Ballister Blackheart, “the biggest name in supervillainy” has just become the unlikely recipient of a surprisingly bloodthirsty sidekick named Nimona. Not because he really was looking or wants one, but he has to grudgingly admit that she has some traits that could be useful. While they both have their own ideas about villainy, they find common ground in fighting against the Institution of Law Enforcement and Heroics, specifically Ballister’s nemesis Sir Ambrosius Goldenloin. Everyone has secrets though, and when those secrets are discovered, they lead to questions regarding who is good, who’s bad, and who can be really trusted.

An award-winning web comic gets the graphic novel treatment and I’m so glad it did. While I’ve gotten more involved in graphic novels and web comics in the past couple years, I am by no means an expert and it’s fortunate I can expand my exposure to them when they get printed through traditional means. Noelle Stevenson does an admirable job of embracing the stereotypes and tried and true troupes of the genre while still breaking tradition and flipping them on their head. Yes there is a bad guy and a good guy, a plucky sidekick and a secret agency, but there is also an overly secured secret lair that everyone knows about and double and triple cross traps that fail, succeed, and then fail again and are openly discussed. Oh how I love plucky sidekick Nimona! Her dialogue is spot-on, she’s all over the place with energy, and then she has this other side of her that you get to meet that makes you sit up and take notice of her in a whole new light.

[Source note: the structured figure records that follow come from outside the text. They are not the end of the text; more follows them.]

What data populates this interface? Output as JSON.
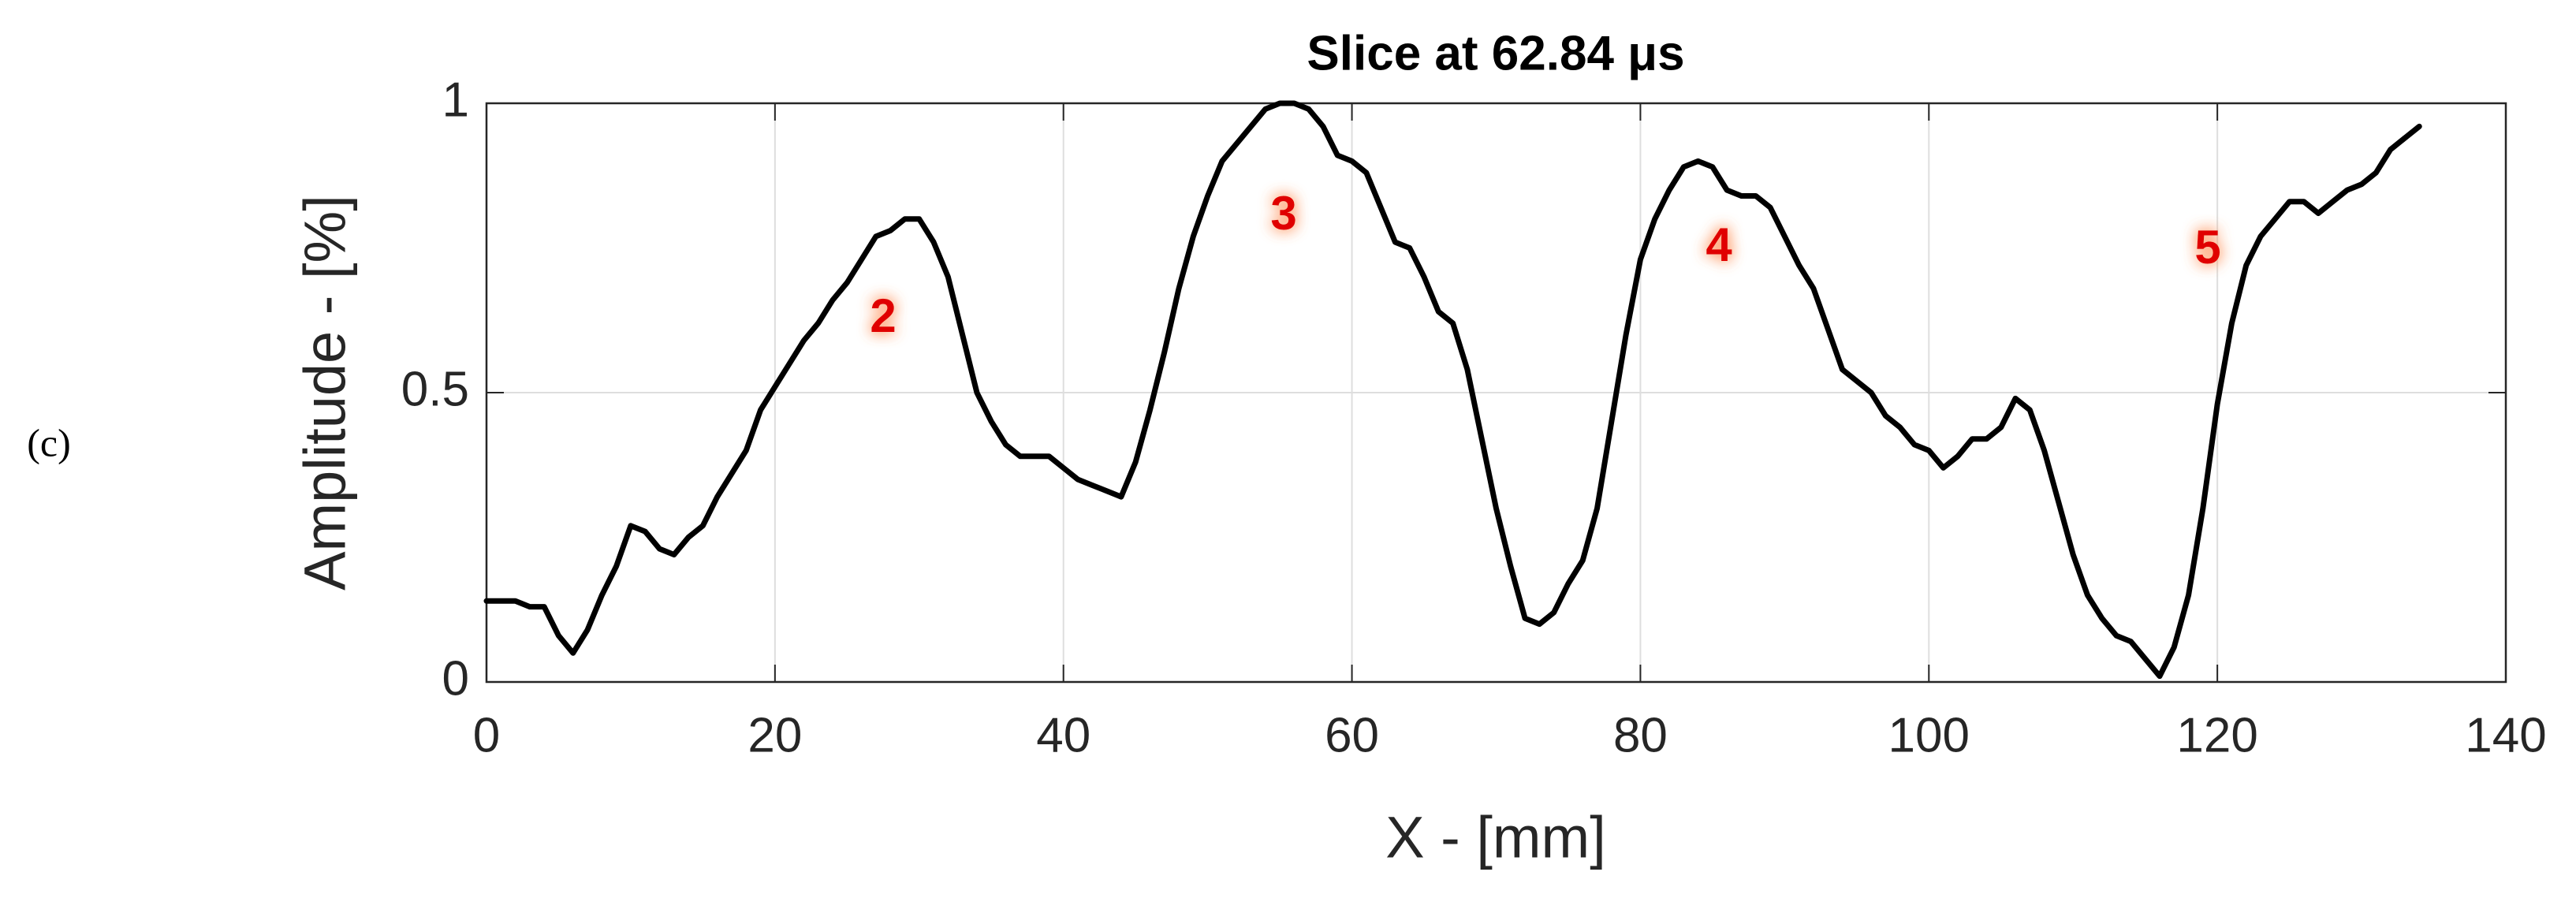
{
  "chart_data": {
    "type": "line",
    "title": "Slice at 62.84 μs",
    "panel_label": "(c)",
    "xlabel": "X - [mm]",
    "ylabel": "Amplitude - [%]",
    "annotations": [
      "2",
      "3",
      "4",
      "5"
    ],
    "x": [
      0,
      1,
      2,
      3,
      4,
      5,
      6,
      7,
      8,
      9,
      10,
      11,
      12,
      13,
      14,
      15,
      16,
      17,
      18,
      19,
      20,
      21,
      22,
      23,
      24,
      25,
      26,
      27,
      28,
      29,
      30,
      31,
      32,
      33,
      34,
      35,
      36,
      37,
      38,
      39,
      40,
      41,
      42,
      43,
      44,
      45,
      46,
      47,
      48,
      49,
      50,
      51,
      52,
      53,
      54,
      55,
      56,
      57,
      58,
      59,
      60,
      61,
      62,
      63,
      64,
      65,
      66,
      67,
      68,
      69,
      70,
      71,
      72,
      73,
      74,
      75,
      76,
      77,
      78,
      79,
      80,
      81,
      82,
      83,
      84,
      85,
      86,
      87,
      88,
      89,
      90,
      91,
      92,
      93,
      94,
      95,
      96,
      97,
      98,
      99,
      100,
      101,
      102,
      103,
      104,
      105,
      106,
      107,
      108,
      109,
      110,
      111,
      112,
      113,
      114,
      115,
      116,
      117,
      118,
      119,
      120,
      121,
      122,
      123,
      124,
      125,
      126,
      127,
      128,
      129,
      130,
      131,
      132,
      133,
      134
    ],
    "values": [
      0.14,
      0.14,
      0.14,
      0.13,
      0.13,
      0.08,
      0.05,
      0.09,
      0.15,
      0.2,
      0.27,
      0.26,
      0.23,
      0.22,
      0.25,
      0.27,
      0.32,
      0.36,
      0.4,
      0.47,
      0.51,
      0.55,
      0.59,
      0.62,
      0.66,
      0.69,
      0.73,
      0.77,
      0.78,
      0.8,
      0.8,
      0.76,
      0.7,
      0.6,
      0.5,
      0.45,
      0.41,
      0.39,
      0.39,
      0.39,
      0.37,
      0.35,
      0.34,
      0.33,
      0.32,
      0.38,
      0.47,
      0.57,
      0.68,
      0.77,
      0.84,
      0.9,
      0.93,
      0.96,
      0.99,
      1.0,
      1.0,
      0.99,
      0.96,
      0.91,
      0.9,
      0.88,
      0.82,
      0.76,
      0.75,
      0.7,
      0.64,
      0.62,
      0.54,
      0.42,
      0.3,
      0.2,
      0.11,
      0.1,
      0.12,
      0.17,
      0.21,
      0.3,
      0.45,
      0.6,
      0.73,
      0.8,
      0.85,
      0.89,
      0.9,
      0.89,
      0.85,
      0.84,
      0.84,
      0.82,
      0.77,
      0.72,
      0.68,
      0.61,
      0.54,
      0.52,
      0.5,
      0.46,
      0.44,
      0.41,
      0.4,
      0.37,
      0.39,
      0.42,
      0.42,
      0.44,
      0.49,
      0.47,
      0.4,
      0.31,
      0.22,
      0.15,
      0.11,
      0.08,
      0.07,
      0.04,
      0.01,
      0.06,
      0.15,
      0.3,
      0.48,
      0.62,
      0.72,
      0.77,
      0.8,
      0.83,
      0.83,
      0.81,
      0.83,
      0.85,
      0.86,
      0.88,
      0.92,
      0.94,
      0.96
    ],
    "color": "#000000",
    "xlim": [
      0,
      140
    ],
    "ylim": [
      0,
      1
    ],
    "xticks": [
      0,
      20,
      40,
      60,
      80,
      100,
      120,
      140
    ],
    "yticks": [
      0,
      0.5,
      1
    ],
    "grid": true
  }
}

The thought-provoking plot provides lots of surprises, with questions of good versus evil, personal identity, friendship, and science, most of which I can’t talk about without ruining the joy of discovering them for yourself. The artwork is just as stunning, with action-packed panels at every turn, filled with explosions but just as frequently zooming in on quieter character development, subtle hints and details, and back stories. This being originally a web comic, you do notice a change in the rendering of the characters, but I think they change for the better, and the sheer number of panels rendered for each page is impressive to say the least. Stevenson put a lot of effort into this, and it shows!

This is one of my favorite graphic novels of the year in a crowded field of girl-powered themed exploits that were published this year. I’m fan-girl fawning over her, and if I was to ever cosplay someone, I think Nimona would be my first choice, although I have no idea how I would do her hair style justice. Pick this up, get acquainted with her, and — since the ending ties up everything but still leaves an opening for more adventures — we all need to hope like heck Nimona will receive the sequel treatment.